The best kinds are the Pipe gamboge, and Ceylon gamboge, which last is seldom had in this country. The pipe gamboge is in cylindrical rolls, from one to two inches in diameter, sometimes hollow internally, doubled, or agglutinated into irregular cakes weighing some pounds, and much flattened. Externally they are striated, of a dull orange color, sometimes of a greenish tinge, derived from the reeds into which they are molded. Pipe gamboge is of a yellow-orange color, which deepens on exposure to the air, brittle with a conchoidal, smooth, and glistening fracture ; it possesses but little smell, and a taste at first insipid, but succeeded by an acrid sensation in the fauces. It forms a yellow, smooth, rather persistent emulsion with water, and is soluble in the alkalies, and the essential oils ; alcohol dissolves all the resin, leaving the gum ; water forms only an emulsion with it.
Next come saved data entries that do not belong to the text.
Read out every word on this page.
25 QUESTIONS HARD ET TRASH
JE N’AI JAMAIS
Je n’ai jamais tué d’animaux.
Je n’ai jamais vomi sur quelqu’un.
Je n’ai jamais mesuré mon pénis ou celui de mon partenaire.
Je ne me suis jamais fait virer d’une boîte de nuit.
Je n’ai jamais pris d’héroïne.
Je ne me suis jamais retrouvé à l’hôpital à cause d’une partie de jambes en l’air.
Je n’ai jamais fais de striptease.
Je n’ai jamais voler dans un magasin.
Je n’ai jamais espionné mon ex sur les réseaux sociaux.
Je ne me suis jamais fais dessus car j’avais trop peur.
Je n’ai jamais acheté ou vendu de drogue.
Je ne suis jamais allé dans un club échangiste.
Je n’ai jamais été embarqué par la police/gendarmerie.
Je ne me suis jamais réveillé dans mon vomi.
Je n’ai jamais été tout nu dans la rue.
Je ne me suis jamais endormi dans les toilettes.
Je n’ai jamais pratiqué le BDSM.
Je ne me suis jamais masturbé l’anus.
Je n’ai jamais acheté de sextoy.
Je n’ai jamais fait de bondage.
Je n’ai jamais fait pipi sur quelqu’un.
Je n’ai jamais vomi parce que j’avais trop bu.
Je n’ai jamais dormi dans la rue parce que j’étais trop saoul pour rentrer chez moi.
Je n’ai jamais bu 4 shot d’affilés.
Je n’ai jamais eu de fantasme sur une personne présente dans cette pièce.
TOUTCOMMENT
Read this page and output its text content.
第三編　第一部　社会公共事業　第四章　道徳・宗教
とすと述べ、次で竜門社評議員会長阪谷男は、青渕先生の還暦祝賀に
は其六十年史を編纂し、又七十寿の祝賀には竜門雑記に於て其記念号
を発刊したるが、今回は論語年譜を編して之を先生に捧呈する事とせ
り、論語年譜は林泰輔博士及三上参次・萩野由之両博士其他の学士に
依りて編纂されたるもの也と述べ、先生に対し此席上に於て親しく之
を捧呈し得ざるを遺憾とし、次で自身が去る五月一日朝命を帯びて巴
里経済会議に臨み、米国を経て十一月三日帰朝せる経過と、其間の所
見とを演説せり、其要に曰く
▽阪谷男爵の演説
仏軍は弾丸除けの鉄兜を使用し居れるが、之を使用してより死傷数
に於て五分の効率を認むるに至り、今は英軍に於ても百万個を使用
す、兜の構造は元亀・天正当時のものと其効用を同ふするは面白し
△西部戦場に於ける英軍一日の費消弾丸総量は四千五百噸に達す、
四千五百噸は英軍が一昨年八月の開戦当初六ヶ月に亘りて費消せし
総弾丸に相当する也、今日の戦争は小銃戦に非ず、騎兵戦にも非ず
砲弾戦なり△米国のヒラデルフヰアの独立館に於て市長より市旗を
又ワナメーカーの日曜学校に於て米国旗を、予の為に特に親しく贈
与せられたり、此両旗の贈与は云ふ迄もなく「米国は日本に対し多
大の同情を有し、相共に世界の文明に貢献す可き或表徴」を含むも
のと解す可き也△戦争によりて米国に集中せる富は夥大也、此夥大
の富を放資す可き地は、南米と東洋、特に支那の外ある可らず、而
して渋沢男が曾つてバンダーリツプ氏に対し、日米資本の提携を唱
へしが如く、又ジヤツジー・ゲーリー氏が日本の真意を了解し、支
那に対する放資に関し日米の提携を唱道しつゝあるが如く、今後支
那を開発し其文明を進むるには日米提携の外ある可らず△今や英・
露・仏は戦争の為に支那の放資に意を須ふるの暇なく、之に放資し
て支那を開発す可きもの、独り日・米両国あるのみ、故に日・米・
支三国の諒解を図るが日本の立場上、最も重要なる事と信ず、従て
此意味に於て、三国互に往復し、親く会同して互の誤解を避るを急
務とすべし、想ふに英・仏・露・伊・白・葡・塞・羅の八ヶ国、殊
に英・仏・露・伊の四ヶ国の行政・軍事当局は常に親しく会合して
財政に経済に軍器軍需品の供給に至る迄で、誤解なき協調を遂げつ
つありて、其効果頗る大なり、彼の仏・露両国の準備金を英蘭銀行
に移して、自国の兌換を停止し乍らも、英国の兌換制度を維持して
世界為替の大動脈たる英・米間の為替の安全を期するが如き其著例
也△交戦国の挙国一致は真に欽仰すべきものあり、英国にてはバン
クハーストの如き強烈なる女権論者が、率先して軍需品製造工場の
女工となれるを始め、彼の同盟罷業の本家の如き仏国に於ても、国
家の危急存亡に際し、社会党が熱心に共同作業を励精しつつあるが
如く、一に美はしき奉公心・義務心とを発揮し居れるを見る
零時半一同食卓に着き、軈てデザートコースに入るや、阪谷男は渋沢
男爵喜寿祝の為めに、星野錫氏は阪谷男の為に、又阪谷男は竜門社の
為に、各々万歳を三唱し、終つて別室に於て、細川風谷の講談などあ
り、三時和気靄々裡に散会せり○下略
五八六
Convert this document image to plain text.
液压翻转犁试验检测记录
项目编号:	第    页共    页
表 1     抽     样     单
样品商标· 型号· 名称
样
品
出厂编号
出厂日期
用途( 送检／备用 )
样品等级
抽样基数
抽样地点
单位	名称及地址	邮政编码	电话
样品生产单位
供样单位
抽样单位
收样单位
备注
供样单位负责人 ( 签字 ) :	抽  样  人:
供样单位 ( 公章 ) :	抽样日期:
Sulphuric ether dissolves most of the resin, and ammoniated alcohol forms a solution with it which is not disturbed by water. The resin is the active principle. Its specific gravity is 1.221. The strong acids dissolve it, and deposit a yellow precipitate when water is added to the solution. It has been called Gambogic acid, as it has the property of combining with salifiable bases. It contains nearly four parts of resin, one of gum, beside water and impurities. Its color, as well as its medical properties, resides in the resin ; one part of which will impart a yellowish tinge to ten thousand parts of water or spirit.

A variety called Cake or Lump gamboge is sometimes imported ; it is in irregular masses of two or three pounds, containing many sticks or other impurities, is less brittle than the pipe, vesicular, splintery in fracture, and without luster, but in other respects resembling the finest gamboge. Other varieties are occasionally seen, but they are all of inferior quality. The inferior kinds may be recognized by their many impurities, their greater hardness and coarser fracture, by the brownish or grayish color of their broken surface, which is often marked with black spots, and by the green color imparted to their decoction, when cooled, on the addition of tincture of iodine. The pure gum-resin is completely dissolved by the successive action of ether and water.

Properties and Uses. — In large doses, gamboge is a powerful irritant, causing gastro-enteritis, and death ; and is said to produce diffuse inflammation of the cellular tissue, when applied beneath the skin. On account of its severity of action, and its liability to cause serious symptoms, it is seldom employed singly, as a purgative; yet when combined with other cathartics it forms a safe and excellent physic. It may, however, be safely administered alone in moderate doses, by reducing it to a state of fine division with other comparatively inert powders, as sulphate, or bitartrate of potassa. It thus operates effectually as a hydragogue, without occasioning much tormina or constitutional exhaustion. In medicinal doses it is a drastic, hydragogue cathartic, causing nausea, griping, and copious watery stools, on which account it is often used in dropsy, in combination with squills, cream of tartar, etc. It has also been used for the expulsion of tapeworm, in torpor of the bowels, dysmenorrhea, etc. Two grains of sulphate of quinia combined with one grain and one-fourth of gamboge, and administered three times a day, have been highly recommended in cases of long-continued constitutional debility, with constipation. United with an alkali, it acts upon the kidneys, and proves diuretic.

Its use is contra-indicated in gastritis, enteritis, during pregnancy, menorrhagia, hemorrhoids, in excited, irritable, or diseased uterus, and where there is irritation or disease of the urinary organs. When taken in large doses, or when it acts with severity, the best remedy to counteract its dangerous effects, is a solution of some alkali, as pearl-ash water, to be followed by general treatment if inflammatory symptoms be present. Dose, in pill, powder, or alkaline solution, from one to fifteen grains ; the larger doses given in small quantities, and repeated at short intervals until it operates.

Off. Prep. — Pilulae Aloes Compositae ; Pilulae Gambogiae Compositae; Pilulae Podophyllini Compositae.